L’agroécologie au cœur des pratiques
Du côté des pratiques agricoles et alimentaires, cinq actions sont au cœur de la protection de la biodiversité. En premier lieu, Solagro estime qu’il est souhaitable et possible de réduire de 90 % l’usage des pesticides en ayant plus des deux tiers des exploitations en agriculture biologique et le reste en production intégrée et en agriculture de conservation. Cette agroécologie repose sur le choix de semences paysannes et d’espèces indigènes, sur le mélange des variétés, sur l’allongement des rotations, sur des cultures intermédiaires, sur une plus grande part de légumineuses, sur la couverture des sols, etc. Elle doit se coupler à une réduction des élevages et à des modes moins intensifs : en privilégiant les élevages sous labels, les pâturages plutôt que l’alimentation concentrée, la mixité des races etc., on peut réduire le cheptel bovin de 8 à 4,3 millions de vaches en 2050 et maintenir le cheptel ovin à son niveau. Solagro prévoit aussi la fin des élevages en cages pour les poulets et les porcs. Pour stopper la déforestation due à nos importations, la recommandation est de réduire celles des cultures à risque (soja, huile de palme, bois tropical) et de consommer les aliments tropicaux (notamment crevettes, cacao et café) plus sobrement. De même, pour mettre fin à la surexploitation des ressources marines, notre régime doit réduire de 85 % la consommation de poissons piscivores (soit passer d’une moyenne de 27 g/jour actuellement à 4 g/jour en 2050) en privilégiant les poissons herbivores, la pêche côtière, la pisciculture durable, les circuits courts et en développant la production de crustacés et d’algues.

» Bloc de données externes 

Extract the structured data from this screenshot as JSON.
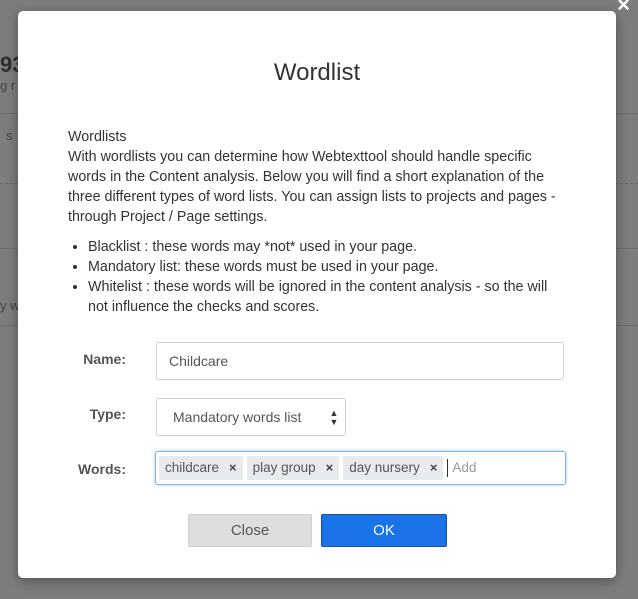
{
  "background": {
    "frag1": "93",
    "frag2": "g r",
    "frag3": "s",
    "frag4": "y w"
  },
  "modal": {
    "close_glyph": "×",
    "title": "Wordlist",
    "intro_heading": "Wordlists",
    "intro_text": "With wordlists you can determine how Webtexttool should handle specific words in the Content analysis. Below you will find a short explanation of the three different types of word lists. You can assign lists to projects and pages - through Project / Page settings.",
    "bullets": [
      "Blacklist : these words may *not* used in your page.",
      "Mandatory list: these words must be used in your page.",
      "Whitelist : these words will be ignored in the content analysis - so the will not influence the checks and scores."
    ],
    "name_label": "Name:",
    "name_value": "Childcare",
    "type_label": "Type:",
    "type_value": "Mandatory words list",
    "type_caret": "▲▼",
    "words_label": "Words:",
    "tags": [
      "childcare",
      "play group",
      "day nursery"
    ],
    "tag_remove": "×",
    "words_placeholder": "Add",
    "close_button": "Close",
    "ok_button": "OK"
  },
  "colors": {
    "ok_blue": "#1a73e8",
    "overlay": "#7d7d7d"
  }
}
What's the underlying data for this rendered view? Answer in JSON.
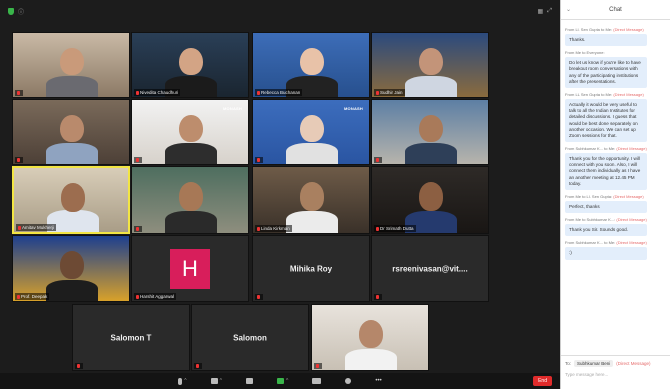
{
  "colors": {
    "active_speaker": "#f2e544",
    "end_button": "#e02b2b",
    "avatar_h": "#d81e5b",
    "chat_bubble": "#e3eefb"
  },
  "tiles": [
    {
      "name": ""
    },
    {
      "name": "Nivedita Chaudhuri"
    },
    {
      "name": "Rebecca Buchanan"
    },
    {
      "name": "Sudhir Jain"
    },
    {
      "name": ""
    },
    {
      "name": "",
      "logo": "MONASH"
    },
    {
      "name": "",
      "logo": "MONASH"
    },
    {
      "name": ""
    },
    {
      "name": "Amitav Mukherji"
    },
    {
      "name": ""
    },
    {
      "name": "Linda Kirkman"
    },
    {
      "name": "Dr Srimath Dutta"
    },
    {
      "name": "Aditya Singh"
    },
    {
      "name": ""
    },
    {
      "name": ""
    },
    {
      "name": "Dr Mukul Kumar"
    },
    {
      "name": "Prof. Deepak"
    },
    {
      "name": "Harshit Aggarwal",
      "initial": "H"
    },
    {
      "name": "",
      "center": "Mihika Roy"
    },
    {
      "name": "",
      "center": "rsreenivasan@vit...."
    },
    {
      "name": "",
      "center": "Salomon T"
    },
    {
      "name": "",
      "center": "Salomon"
    },
    {
      "name": ""
    }
  ],
  "toolbar": {
    "tools": [
      "Mute",
      "Participants",
      "Chat",
      "Share",
      "Record",
      "Reactions",
      "More"
    ],
    "end_label": "End"
  },
  "chat": {
    "title": "Chat",
    "messages": [
      {
        "from": "From Ll. Sen Gupta to Me:",
        "tag": "(Direct Message)",
        "text": "Thanks."
      },
      {
        "from": "From Me to Everyone:",
        "tag": "",
        "text": "Do let us know if you're like to have breakout room conversations with any of the participating institutions after the presentations."
      },
      {
        "from": "From LL Sen Gupta to Me:",
        "tag": "(Direct Message)",
        "text": "Actually it would be very useful to talk to all the Indian Institutes for detailed discussions. I guess that would be best done separately on another occasion. We can set up Zoom sessions for that."
      },
      {
        "from": "From Subhkumar K... to Me:",
        "tag": "(Direct Message)",
        "text": "Thank you for the opportunity. I will connect with you soon. Also, I will connect them individually as I have an another meeting at 12.45 PM today."
      },
      {
        "from": "From Me to Ll. Sen Gupta:",
        "tag": "(Direct Message)",
        "text": "Perfect, thanks"
      },
      {
        "from": "From Me to Subhkumar K...:",
        "tag": "(Direct Message)",
        "text": "Thank you Sir. Sounds good."
      },
      {
        "from": "From Subhkumar K... to Me:",
        "tag": "(Direct Message)",
        "text": ":)"
      }
    ],
    "to_label": "To:",
    "to_value": "Subhkumar Beni",
    "to_tag": "(Direct Message)",
    "placeholder": "Type message here..."
  }
}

Enfin, les quatre dernières actions envisagées par Solagro concernent la lutte contre le changement climatique qui lui-même met à mal la biodiversité. Une partie des solutions déjà citées y participe, comme la généralisation de l’agroécologie, l’augmentation des surfaces de forêts, des infrastructures agroécologiques, des couverts et de l’agroforesterie pour séquestrer du carbone. On peut y ajouter la réduction de 30 % de la consommation d’eau en irrigation et la division par trois de la consommation d’eau en été. La substitution des ressources fossiles par des ressources renouvelables est possible dans l’agriculture, en particulier par la méthanisation qui permet de produire du biogaz et d’utiliser le digestat des matières organiques en tant qu’engrais. Enfin, la réduction des émissions de gaz à effet de serre de l’agriculture par 2,5 participe de l’effort global de la société pour atteindre la neutralité carbone.
Derrière toutes ces actions très concrètes se joue la survie de milliers d’espèces animales et végétales. N’attendons pas demain, quand il sera trop tard.